Red Summer / Press

“Red Summer is a woman of captivating beauty. Her smile. Her soulful eyes. A natural beauty she is. But we know that beauty is in the eye of the beholder, but being attractive does not constitutes beautiful. When judging a woman’s beauty, one must take into account her personality, her talent, and her humanity. You have to look past Red Summer’s physical attributes to see her authentic beauty.”

“Red Summer is my peoples, when I say my peoples I mean it from a stand point of we have this understanding from the first moment I read her work, she would become one of the most important poets in my small world. I have attached one of her pieces to the end of this brief write up, it changed my entire perceptive on the silent struggles of women all around the world.”

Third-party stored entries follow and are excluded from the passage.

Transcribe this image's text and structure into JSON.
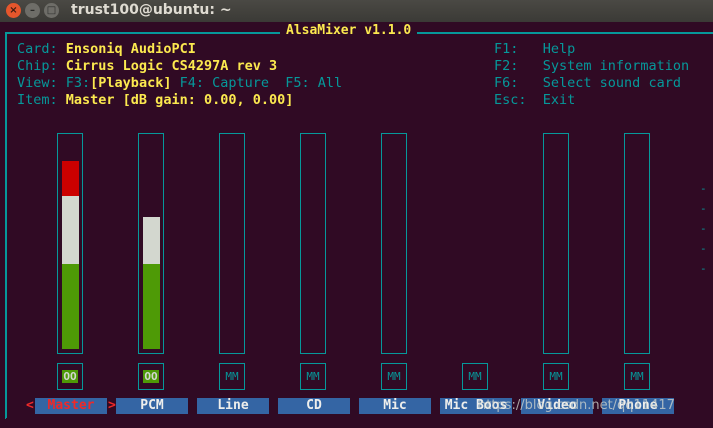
{
  "window": {
    "title": "trust100@ubuntu: ~",
    "close": "×",
    "minimize": "–",
    "maximize": "□"
  },
  "mixer": {
    "title": "AlsaMixer v1.1.0",
    "card_label": "Card:",
    "card_value": "Ensoniq AudioPCI",
    "chip_label": "Chip:",
    "chip_value": "Cirrus Logic CS4297A rev 3",
    "view_label": "View:",
    "view_f3": "F3:",
    "view_playback": "[Playback]",
    "view_f4": "F4: Capture",
    "view_f5": "F5: All",
    "item_label": "Item:",
    "item_value": "Master [dB gain: 0.00, 0.00]"
  },
  "keys": [
    {
      "key": "F1:",
      "action": "Help"
    },
    {
      "key": "F2:",
      "action": "System information"
    },
    {
      "key": "F6:",
      "action": "Select sound card"
    },
    {
      "key": "Esc:",
      "action": "Exit"
    }
  ],
  "channels": [
    {
      "name": "Master",
      "left": "100",
      "arrows": "<>",
      "right": "100",
      "mute": "OO",
      "level": 100,
      "selected": true
    },
    {
      "name": "PCM",
      "left": "70",
      "arrows": "<>",
      "right": "70",
      "mute": "OO",
      "level": 70
    },
    {
      "name": "Line",
      "left": "0",
      "arrows": "<>",
      "right": "0",
      "mute": "MM",
      "level": 0
    },
    {
      "name": "CD",
      "left": "0",
      "arrows": "<>",
      "right": "0",
      "mute": "MM",
      "level": 0
    },
    {
      "name": "Mic",
      "left": "0",
      "arrows": "<>",
      "right": "0",
      "mute": "MM",
      "level": 0
    },
    {
      "name": "Mic Boos",
      "mute": "MM"
    },
    {
      "name": "Video",
      "left": "0",
      "arrows": "<>",
      "right": "0",
      "mute": "MM",
      "level": 0
    },
    {
      "name": "Phone",
      "left": "0",
      "arrows": "<>",
      "right": "0",
      "mute": "MM",
      "level": 0
    }
  ],
  "pointer_left": "<",
  "pointer_right": ">",
  "scroll_tick": "-",
  "watermark": "https://blog.csdn.net/qq11417"
}
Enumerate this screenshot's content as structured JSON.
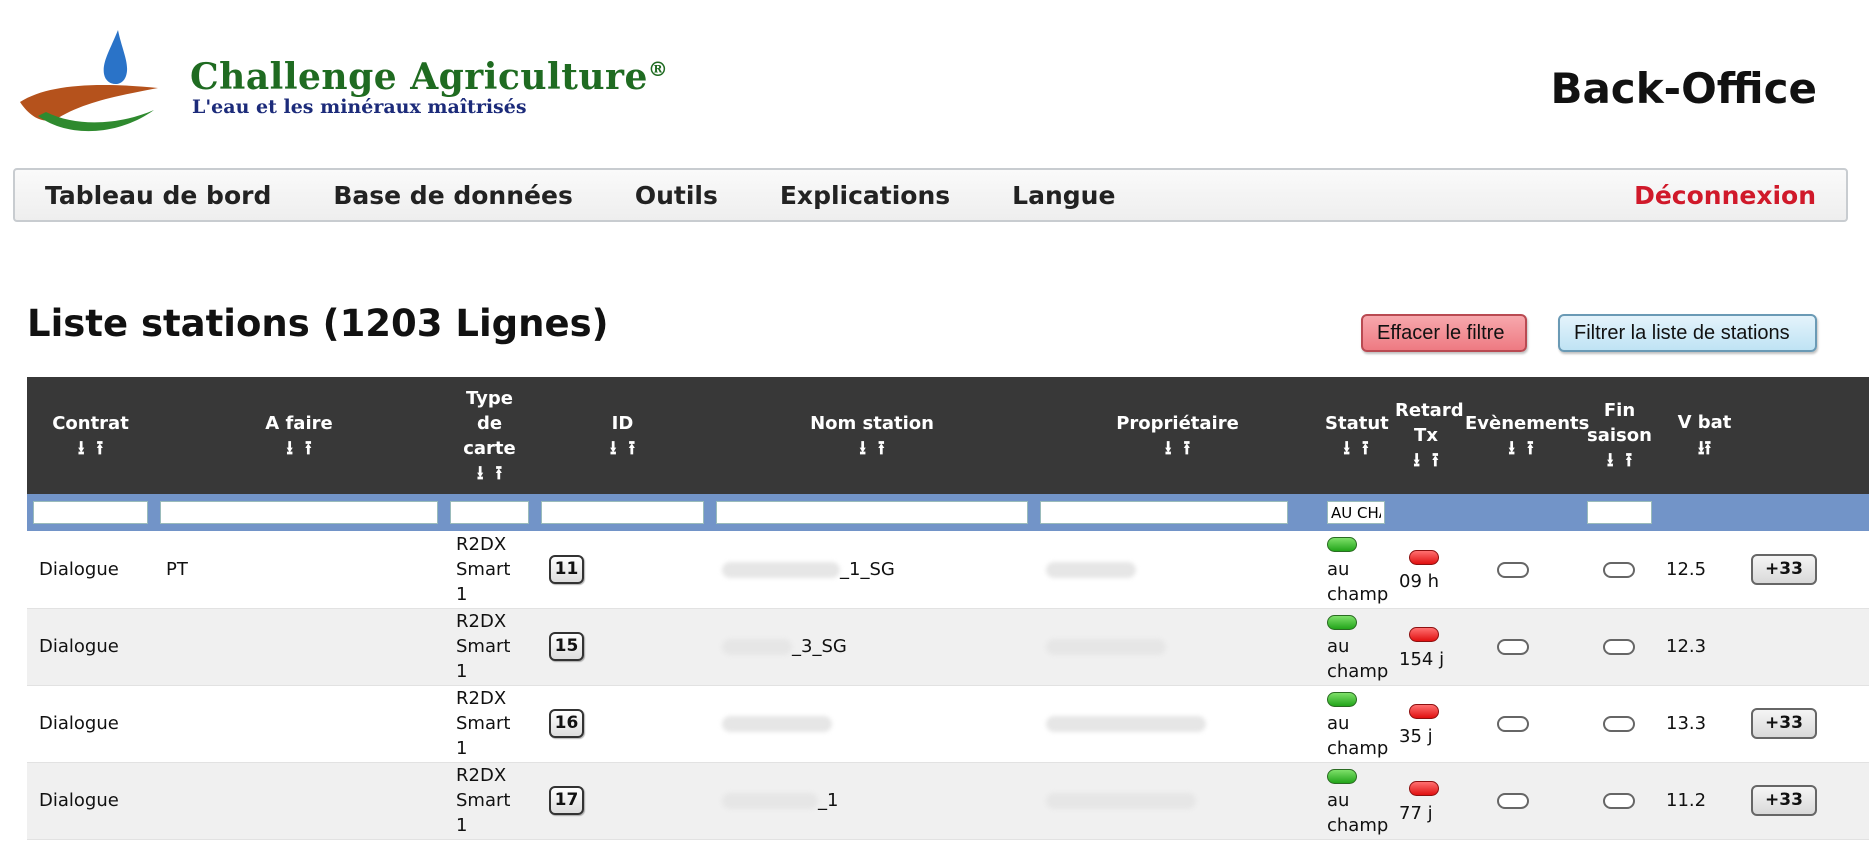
{
  "brand": {
    "title": "Challenge Agriculture",
    "reg": "®",
    "subtitle": "L'eau et les minéraux maîtrisés",
    "section": "Back-Office"
  },
  "nav": {
    "items": [
      "Tableau de bord",
      "Base de données",
      "Outils",
      "Explications",
      "Langue"
    ],
    "logout": "Déconnexion"
  },
  "list": {
    "title": "Liste stations (1203 Lignes)",
    "clear_filter": "Effacer le filtre",
    "filter_list": "Filtrer la liste de stations"
  },
  "table": {
    "headers": {
      "contrat": "Contrat",
      "afaire": "A faire",
      "type_l1": "Type",
      "type_l2": "de",
      "type_l3": "carte",
      "id": "ID",
      "nom": "Nom station",
      "proprietaire": "Propriétaire",
      "statut": "Statut",
      "retard_l1": "Retard",
      "retard_l2": "Tx",
      "evenements": "Evènements",
      "fin_l1": "Fin",
      "fin_l2": "saison",
      "vbat": "V bat"
    },
    "sort_icons": "⭳⭱",
    "filter_statut_value": "AU CHA",
    "rows": [
      {
        "contrat": "Dialogue",
        "afaire": "PT",
        "type_l1": "R2DX",
        "type_l2": "Smart 1",
        "id": "11",
        "nom": "_1_SG",
        "statut_l1": "au",
        "statut_l2": "champ",
        "retard": "09 h",
        "vbat": "12.5",
        "phone": "+33"
      },
      {
        "contrat": "Dialogue",
        "afaire": "",
        "type_l1": "R2DX",
        "type_l2": "Smart 1",
        "id": "15",
        "nom": "_3_SG",
        "statut_l1": "au",
        "statut_l2": "champ",
        "retard": "154 j",
        "vbat": "12.3",
        "phone": ""
      },
      {
        "contrat": "Dialogue",
        "afaire": "",
        "type_l1": "R2DX",
        "type_l2": "Smart 1",
        "id": "16",
        "nom": "",
        "statut_l1": "au",
        "statut_l2": "champ",
        "retard": "35 j",
        "vbat": "13.3",
        "phone": "+33"
      },
      {
        "contrat": "Dialogue",
        "afaire": "",
        "type_l1": "R2DX",
        "type_l2": "Smart 1",
        "id": "17",
        "nom": "_1",
        "statut_l1": "au",
        "statut_l2": "champ",
        "retard": "77 j",
        "vbat": "11.2",
        "phone": "+33"
      }
    ]
  },
  "colors": {
    "header_bg": "#383838",
    "filter_row_bg": "#7294c8",
    "logout": "#d0192a",
    "brand_green": "#1f6b21",
    "brand_blue": "#1c2b7a"
  }
}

“I first met Red Summer when I attended Grambling State University (from 1993-1995). Although I don't remember a LOT about that time, I remember being captivated by her spirit & personality. Being away from home (Racine, Wisconsin) for the first time during that period, it was refreshing to connect with another artist who was also from the midwest (Chicago, IL). What I would learn years later when we re-connected through the performing arts/spoken word scene was just how much of a powerhouse she was in terms of "owning" her gift(s). In 2006, as BSC was just getting up off the ground, I got a chance to witness her perform. Before even making the connection that this was the same person I'd met some 13 years earlier, I was instantly drawn to her through the words, the delivery, & (again...) the ownership of the gift.”

“To put in plain and simple Red Summer is a Poet…. she considers herself a narrator -a "clear story teller"-with freestyle verses!" Born into a Muslim family who owned several businesses...Red Summer has kept in touch with that entrepreneurial spirit and began her own publishing company -"Two Fingers Press." She has a very positive and real message that she has developed from being a mother. Her maternal instinct has helped her realize that we all are accountable for the words that we speak.”